When "Walter" arrives and sees the Empress, she advises him that he is now a "guest" and will remain such for the rest of his life. He is imprisoned and finds both "The Black Rose" and "Tristram" also in the cell.
That confused ending starts with the "Walter", "Maryam" and "Tristram" attempting an escape, but "Tristram" dies in it. Cut to the shore as the small boat "Maryam" is waiting for "Walter" in drifts away, and he cannot get to her. "Walter" returns to England where Norman "King Edward" welcomes him back, pardons his past deeds, appreciates his scholarly knowledge of Cathay's culture and, more to the point, how to make gun powder. "Walter of Gurnie" is knighted as two men from "Bayan" arrive bringing "The Black Rose" to "Walter", and a happy ending.
For his final film of the period, Orson Welles returned to William Shakespeare.
The motion picture was directed by Orson Welles and he was one of two screenplay writers on the production, but the only one that received credit. The other was French writer, Jean Sacha, who multitasked in the French cinema as a film editor, director, and screenplay writer between 1938 and 1971.

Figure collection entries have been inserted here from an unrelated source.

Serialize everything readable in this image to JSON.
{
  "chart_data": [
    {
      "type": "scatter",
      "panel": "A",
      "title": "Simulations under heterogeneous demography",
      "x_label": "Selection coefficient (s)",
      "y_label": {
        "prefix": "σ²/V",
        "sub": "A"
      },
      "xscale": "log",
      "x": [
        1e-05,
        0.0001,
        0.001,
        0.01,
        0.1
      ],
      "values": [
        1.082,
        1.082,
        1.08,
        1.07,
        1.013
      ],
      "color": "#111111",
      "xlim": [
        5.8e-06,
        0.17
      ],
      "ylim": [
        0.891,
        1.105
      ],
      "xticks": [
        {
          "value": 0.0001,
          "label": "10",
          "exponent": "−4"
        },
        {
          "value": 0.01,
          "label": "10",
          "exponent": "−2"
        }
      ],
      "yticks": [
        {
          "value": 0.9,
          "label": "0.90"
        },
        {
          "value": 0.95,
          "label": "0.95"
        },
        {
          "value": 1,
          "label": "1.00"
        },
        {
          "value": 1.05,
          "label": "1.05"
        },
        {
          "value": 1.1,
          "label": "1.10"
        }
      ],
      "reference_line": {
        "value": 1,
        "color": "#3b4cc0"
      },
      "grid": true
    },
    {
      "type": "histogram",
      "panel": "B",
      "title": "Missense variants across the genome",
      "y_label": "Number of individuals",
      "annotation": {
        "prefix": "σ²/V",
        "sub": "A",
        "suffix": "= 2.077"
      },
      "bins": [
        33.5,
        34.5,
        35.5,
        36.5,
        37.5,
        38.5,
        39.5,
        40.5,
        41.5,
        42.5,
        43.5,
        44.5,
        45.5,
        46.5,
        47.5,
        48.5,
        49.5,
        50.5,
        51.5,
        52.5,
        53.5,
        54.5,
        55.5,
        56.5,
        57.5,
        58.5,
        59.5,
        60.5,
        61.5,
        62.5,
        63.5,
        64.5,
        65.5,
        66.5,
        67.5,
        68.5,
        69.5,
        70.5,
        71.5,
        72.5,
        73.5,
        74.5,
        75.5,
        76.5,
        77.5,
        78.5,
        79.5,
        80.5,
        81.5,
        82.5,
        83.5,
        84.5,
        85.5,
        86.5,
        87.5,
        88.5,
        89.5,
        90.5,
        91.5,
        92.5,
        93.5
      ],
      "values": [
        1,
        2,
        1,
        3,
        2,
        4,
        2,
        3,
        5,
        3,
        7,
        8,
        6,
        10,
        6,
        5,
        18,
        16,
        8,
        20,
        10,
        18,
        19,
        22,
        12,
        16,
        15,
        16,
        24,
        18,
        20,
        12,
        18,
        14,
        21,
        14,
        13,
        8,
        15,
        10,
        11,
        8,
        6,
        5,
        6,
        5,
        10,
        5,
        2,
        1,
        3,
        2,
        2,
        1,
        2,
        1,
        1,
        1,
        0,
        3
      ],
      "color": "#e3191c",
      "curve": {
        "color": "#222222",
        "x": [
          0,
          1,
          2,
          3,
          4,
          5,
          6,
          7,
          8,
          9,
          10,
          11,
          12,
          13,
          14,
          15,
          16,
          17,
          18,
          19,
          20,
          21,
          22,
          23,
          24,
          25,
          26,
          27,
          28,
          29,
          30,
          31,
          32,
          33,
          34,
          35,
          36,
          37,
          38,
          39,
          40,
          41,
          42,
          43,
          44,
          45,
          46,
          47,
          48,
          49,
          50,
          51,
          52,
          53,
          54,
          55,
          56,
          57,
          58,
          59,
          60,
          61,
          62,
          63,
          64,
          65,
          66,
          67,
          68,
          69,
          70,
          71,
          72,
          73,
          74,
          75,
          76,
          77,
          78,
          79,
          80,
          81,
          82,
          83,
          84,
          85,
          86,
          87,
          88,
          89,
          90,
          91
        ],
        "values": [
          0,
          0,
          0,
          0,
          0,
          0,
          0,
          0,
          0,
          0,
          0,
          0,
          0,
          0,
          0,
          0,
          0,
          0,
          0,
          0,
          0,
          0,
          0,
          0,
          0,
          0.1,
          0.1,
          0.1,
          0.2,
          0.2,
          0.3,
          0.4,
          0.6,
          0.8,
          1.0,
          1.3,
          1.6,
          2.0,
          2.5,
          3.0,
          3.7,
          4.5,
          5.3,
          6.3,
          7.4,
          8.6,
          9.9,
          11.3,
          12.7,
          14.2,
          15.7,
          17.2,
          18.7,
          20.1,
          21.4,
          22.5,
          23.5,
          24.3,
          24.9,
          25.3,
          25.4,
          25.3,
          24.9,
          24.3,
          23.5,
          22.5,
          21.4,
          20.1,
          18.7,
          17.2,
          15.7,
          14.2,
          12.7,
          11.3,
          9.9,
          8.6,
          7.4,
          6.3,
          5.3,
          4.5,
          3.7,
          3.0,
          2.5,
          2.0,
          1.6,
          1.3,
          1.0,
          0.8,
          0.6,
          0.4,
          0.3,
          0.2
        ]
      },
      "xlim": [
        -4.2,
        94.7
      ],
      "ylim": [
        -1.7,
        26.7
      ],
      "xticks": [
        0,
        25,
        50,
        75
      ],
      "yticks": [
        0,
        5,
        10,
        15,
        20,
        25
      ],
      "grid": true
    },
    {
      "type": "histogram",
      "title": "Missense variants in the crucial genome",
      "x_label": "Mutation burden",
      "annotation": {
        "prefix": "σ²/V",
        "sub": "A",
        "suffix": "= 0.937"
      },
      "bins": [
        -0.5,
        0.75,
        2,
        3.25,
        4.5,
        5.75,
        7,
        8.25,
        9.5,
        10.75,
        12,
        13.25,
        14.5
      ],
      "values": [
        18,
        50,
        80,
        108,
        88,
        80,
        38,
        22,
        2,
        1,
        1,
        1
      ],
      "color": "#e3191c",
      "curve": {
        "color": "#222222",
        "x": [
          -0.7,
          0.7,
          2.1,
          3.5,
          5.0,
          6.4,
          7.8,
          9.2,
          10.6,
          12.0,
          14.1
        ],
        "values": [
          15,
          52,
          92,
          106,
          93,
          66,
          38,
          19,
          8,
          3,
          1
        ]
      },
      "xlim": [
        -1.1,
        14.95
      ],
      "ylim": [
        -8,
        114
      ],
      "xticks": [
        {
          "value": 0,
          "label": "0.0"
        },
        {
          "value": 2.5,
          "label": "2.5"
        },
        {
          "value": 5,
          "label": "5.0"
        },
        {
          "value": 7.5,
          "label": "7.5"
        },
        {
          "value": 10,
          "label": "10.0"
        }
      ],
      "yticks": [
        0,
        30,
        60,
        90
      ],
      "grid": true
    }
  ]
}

Although Shakespeare's play is thought to be based upon Giovanni Battista Giraldi's 1565 "Un Capitano Moro (The Moorish Captain)". Many believe Shakespeare used the Moroccan ambassador to the court of "Queen Elizabeth I", Abd al-Wahid bin Masoud bin Muhammad al-Annuri as his model.

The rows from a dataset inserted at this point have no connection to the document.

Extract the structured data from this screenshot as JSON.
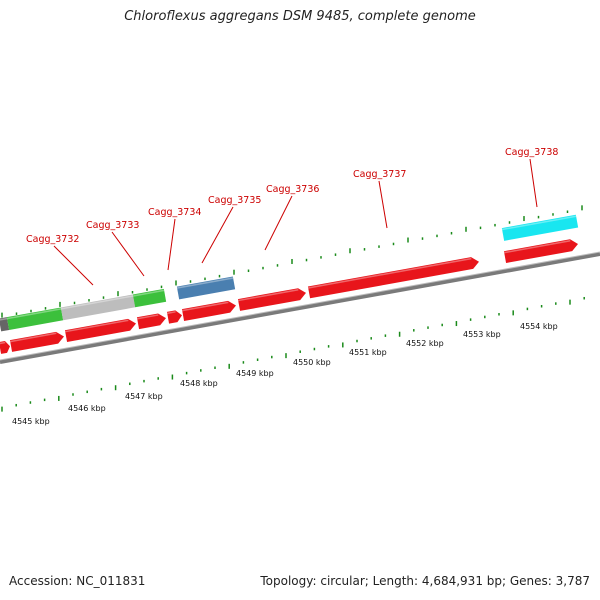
{
  "title": "Chloroflexus aggregans DSM 9485, complete genome",
  "footer": {
    "accession": "Accession: NC_011831",
    "summary": "Topology: circular; Length: 4,684,931 bp; Genes: 3,787"
  },
  "colors": {
    "cds": "#e8151b",
    "rna_green": "#3cc03c",
    "pseudo_gray": "#bdbdbd",
    "blue_feature": "#4a7fb0",
    "cyan_feature": "#19e6f0",
    "backbone": "#7a7a7a",
    "tick": "#1a8a1a",
    "label": "#cc0000"
  },
  "gene_labels": [
    "Cagg_3732",
    "Cagg_3733",
    "Cagg_3734",
    "Cagg_3735",
    "Cagg_3736",
    "Cagg_3737",
    "Cagg_3738"
  ],
  "kbp_labels": [
    "4545 kbp",
    "4546 kbp",
    "4547 kbp",
    "4548 kbp",
    "4549 kbp",
    "4550 kbp",
    "4551 kbp",
    "4552 kbp",
    "4553 kbp",
    "4554 kbp"
  ]
}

Robert Coote portrayed "Roderigo". 1951 was a good year for the British character actor. Prior to this motion picture he was first seen in "Soldiers Three", the Stewart Granger, Walter Pidgeon, and David Niven remake of "Gunga Din". Next he was in the Sir Alec Guinness and Stanley Holloway classic British comedy "The Lavender Hill Mob", and right before this feature it was "The Desert Fox: The Story of Rommel" starring James Mason.
Michael Laurence portrayed "Cassio". This was Irish actor Laurence's third motion picture of a five-motion picture career.

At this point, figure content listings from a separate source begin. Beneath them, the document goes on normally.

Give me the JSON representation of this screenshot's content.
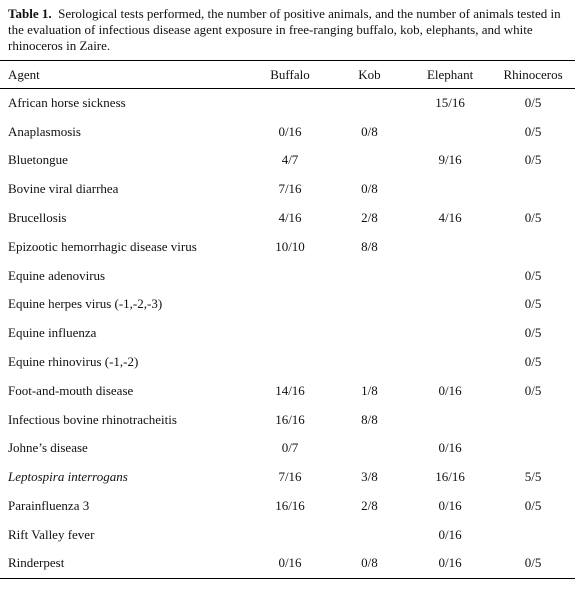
{
  "table": {
    "caption_label": "Table 1.",
    "caption": "Serological tests performed, the number of positive animals, and the number of animals tested in the evaluation of infectious disease agent exposure in free-ranging buffalo, kob, elephants, and white rhinoceros in Zaire.",
    "headers": [
      "Agent",
      "Buffalo",
      "Kob",
      "Elephant",
      "Rhinoceros"
    ],
    "rows": [
      [
        "African horse sickness",
        null,
        null,
        "15/16",
        "0/5"
      ],
      [
        "Anaplasmosis",
        "0/16",
        "0/8",
        null,
        "0/5"
      ],
      [
        "Bluetongue",
        "4/7",
        null,
        "9/16",
        "0/5"
      ],
      [
        "Bovine viral diarrhea",
        "7/16",
        "0/8",
        null,
        null
      ],
      [
        "Brucellosis",
        "4/16",
        "2/8",
        "4/16",
        "0/5"
      ],
      [
        "Epizootic hemorrhagic disease virus",
        "10/10",
        "8/8",
        null,
        null
      ],
      [
        "Equine adenovirus",
        null,
        null,
        null,
        "0/5"
      ],
      [
        "Equine herpes virus (-1,-2,-3)",
        null,
        null,
        null,
        "0/5"
      ],
      [
        "Equine influenza",
        null,
        null,
        null,
        "0/5"
      ],
      [
        "Equine rhinovirus (-1,-2)",
        null,
        null,
        null,
        "0/5"
      ],
      [
        "Foot-and-mouth disease",
        "14/16",
        "1/8",
        "0/16",
        "0/5"
      ],
      [
        "Infectious bovine rhinotracheitis",
        "16/16",
        "8/8",
        null,
        null
      ],
      [
        "Johne’s disease",
        "0/7",
        null,
        "0/16",
        null
      ],
      [
        "Leptospira interrogans",
        "7/16",
        "3/8",
        "16/16",
        "5/5"
      ],
      [
        "Parainfluenza 3",
        "16/16",
        "2/8",
        "0/16",
        "0/5"
      ],
      [
        "Rift Valley fever",
        null,
        null,
        "0/16",
        null
      ],
      [
        "Rinderpest",
        "0/16",
        "0/8",
        "0/16",
        "0/5"
      ]
    ]
  }
}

Like Welles' 1949 "Macbeth", the basic story is William Shakespeare's:
"Othello" will be manipulated by his ensign, "Iago", into thinking his new wife, "Desdemona", is having an affair with his lieutenant, "Cassio", and this will lead to Shakespeare's tragic ending with Othello killing his wife.
The problem for Orson Welles was that the normal stage running time of the play was around three-hours. He would cut the play's length, rearranged some scenes, and change some dialogue, and end with the original film cut of 91-minutes. Which was the one released in Italy, but there would be two other cuts of the film. A slightly different version was entered in the "Cannes France Film Festival" on May 10, 1952, and won the "Grand Prix du Festival International du Film", now called, the "Palme d'Or".
A third version, with a different running time, finally came to the United States on September 12, 1955.
Then there was the availability of the actors and that impacted the main role of "Desdemona". Initially, Welles was in an affair with Italian actress Lea Padovani and wanted her opposite him, but she spoke very little English.
Later, Betsy Blair would be nominated for 1955's "Best Supporting Actress" opposite Ernest Borgnine in "Marty", and run afoul of the "House Committee on Un-American Activities" for her views on Marxism.
This all led to Welles casting Suzanne Cloutier as "Desdemona".